OpenAI is reportedly showcasing a new multimodal AI model to its clients that can both engage in conversations and identify objects, according to a recent report by Information magazine. The media outlet cited anonymous sources who claimed that this could be part of the content that the company plans to unveil on Monday. The new model is said to be faster and more accurate in interpreting images and audio compared to OpenAI's existing separate transcription and text-to-speech models. It appears to assist customer service representatives in "better understanding the tone of callers or whether they are being sarcastic," and theoretically, the model could also help students solve math problems or translate real-world signs, as stated by Information magazine.
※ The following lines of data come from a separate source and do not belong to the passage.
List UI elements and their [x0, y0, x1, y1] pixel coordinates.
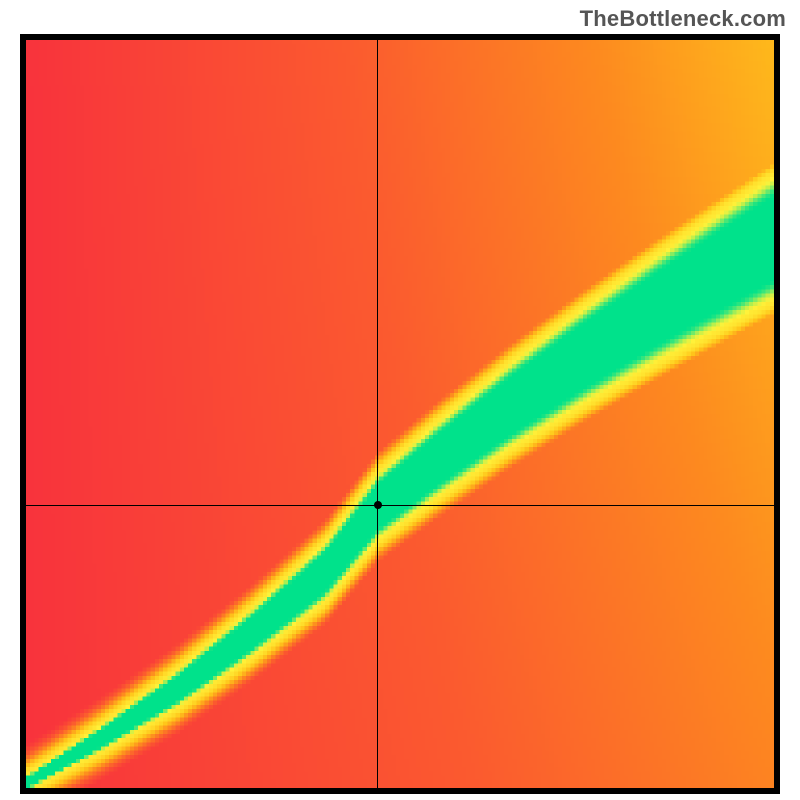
crosshair-horizontal	[26, 505, 774, 506]
crosshair-vertical	[377, 40, 378, 788]
crosshair-marker	[374, 501, 382, 509]
watermark-label: TheBottleneck.com	[580, 6, 786, 32]
heatmap-canvas	[26, 40, 774, 788]
figure-container: TheBottleneck.com	[0, 0, 800, 800]
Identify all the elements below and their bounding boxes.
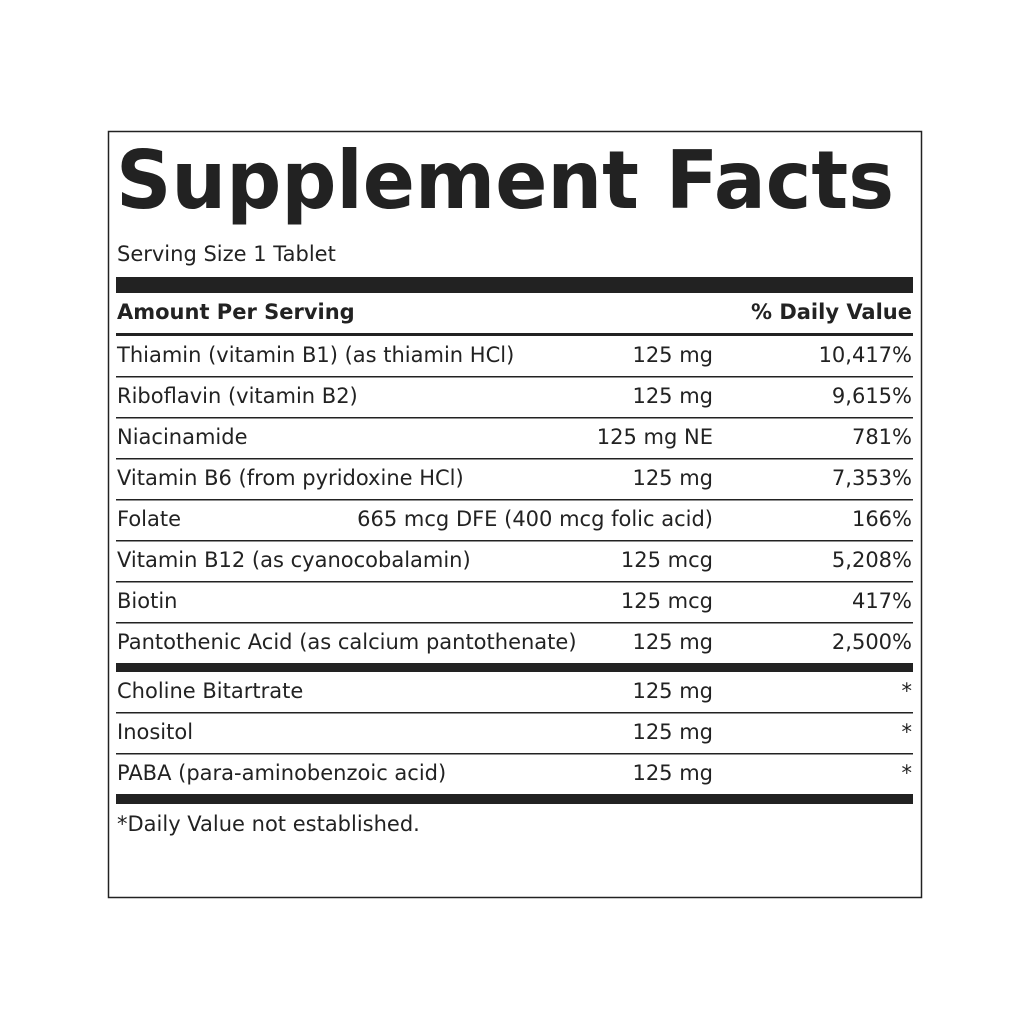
daily-value: *	[902, 720, 913, 744]
daily-value: 9,615%	[832, 384, 912, 408]
nutrient-name: Biotin	[117, 589, 177, 613]
nutrient-name: Vitamin B12 (as cyanocobalamin)	[117, 548, 471, 572]
amount: 125 mcg	[621, 589, 713, 613]
title: Supplement Facts	[116, 134, 894, 227]
amount: 125 mg	[632, 466, 713, 490]
amount: 125 mg	[632, 761, 713, 785]
daily-value: 2,500%	[832, 630, 912, 654]
nutrient-name: Niacinamide	[117, 425, 248, 449]
header-rule	[116, 333, 913, 336]
nutrient-name: Choline Bitartrate	[117, 679, 303, 703]
nutrient-name: Thiamin (vitamin B1) (as thiamin HCl)	[116, 343, 514, 367]
daily-value: *	[902, 679, 913, 703]
row-rule	[116, 540, 913, 542]
nutrient-name: PABA (para-aminobenzoic acid)	[117, 761, 446, 785]
thick-bar	[116, 663, 913, 672]
row-rule	[116, 622, 913, 624]
nutrient-name: Vitamin B6 (from pyridoxine HCl)	[117, 466, 464, 490]
column-header: % Daily Value	[751, 300, 912, 324]
row-rule	[116, 712, 913, 714]
amount: 125 mg	[632, 630, 713, 654]
nutrient-name: Pantothenic Acid (as calcium pantothenat…	[117, 630, 577, 654]
thick-bar	[116, 794, 913, 804]
daily-value: 10,417%	[819, 343, 912, 367]
nutrient-name: Folate	[117, 507, 181, 531]
nutrient-name: Riboflavin (vitamin B2)	[117, 384, 358, 408]
daily-value: 166%	[852, 507, 912, 531]
row-rule	[116, 458, 913, 460]
daily-value: 417%	[852, 589, 912, 613]
amount: 125 mg	[632, 720, 713, 744]
row-rule	[116, 499, 913, 501]
daily-value: 7,353%	[832, 466, 912, 490]
amount: 125 mcg	[621, 548, 713, 572]
amount: 665 mcg DFE (400 mcg folic acid)	[357, 507, 713, 531]
serving-size: Serving Size 1 Tablet	[117, 242, 336, 266]
column-header: Amount Per Serving	[117, 300, 355, 324]
amount: 125 mg	[632, 343, 713, 367]
row-rule	[116, 581, 913, 583]
nutrient-name: Inositol	[117, 720, 193, 744]
row-rule	[116, 376, 913, 378]
thick-bar	[116, 277, 913, 293]
daily-value: 781%	[852, 425, 912, 449]
row-rule	[116, 417, 913, 419]
footnote: *Daily Value not established.	[117, 812, 420, 836]
amount: 125 mg NE	[597, 425, 713, 449]
row-rule	[116, 753, 913, 755]
amount: 125 mg	[632, 384, 713, 408]
daily-value: *	[902, 761, 913, 785]
label-border	[107, 130, 923, 899]
amount: 125 mg	[632, 679, 713, 703]
daily-value: 5,208%	[832, 548, 912, 572]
Sources familiar with the matter revealed that the model outperforms GPT-4 Turbo in "answering certain types of questions," but it still has the potential to confidently provide incorrect answers. OpenAI may also be preparing to incorporate new features of ChatGPT for phone calls, according to developer Ananay Arora. Arora shared code screenshots related to phone calls and discovered evidence of servers reserved by OpenAI for real-time audio and video communication. If the upcoming announcement does not involve any of these, then they will not be related to GPT-5. CEO Sam Altman has explicitly denied any connection between the forthcoming announcement and a model that should be "obviously superior" to GPT-4. Information magazine reported that GPT-5 may be publicly released before the end of the year. Altman also stated that the company will not announce a new AI search engine. However, if the reported content is indeed what will be unveiled, it could still overshadow Google's I/O developer conference. Google has been testing AI-powered phone calls, and one of its rumored projects is a multimodal Google Assistant alternative called "Pixie," which can use the device's camera to identify objects and perform tasks such as providing directions to purchase locations or offering instructions. Regardless of what OpenAI plans to announce, it is scheduled to be revealed via live stream on its website on Monday at 10:00 AM Pacific Time / 1:00 PM Eastern Time.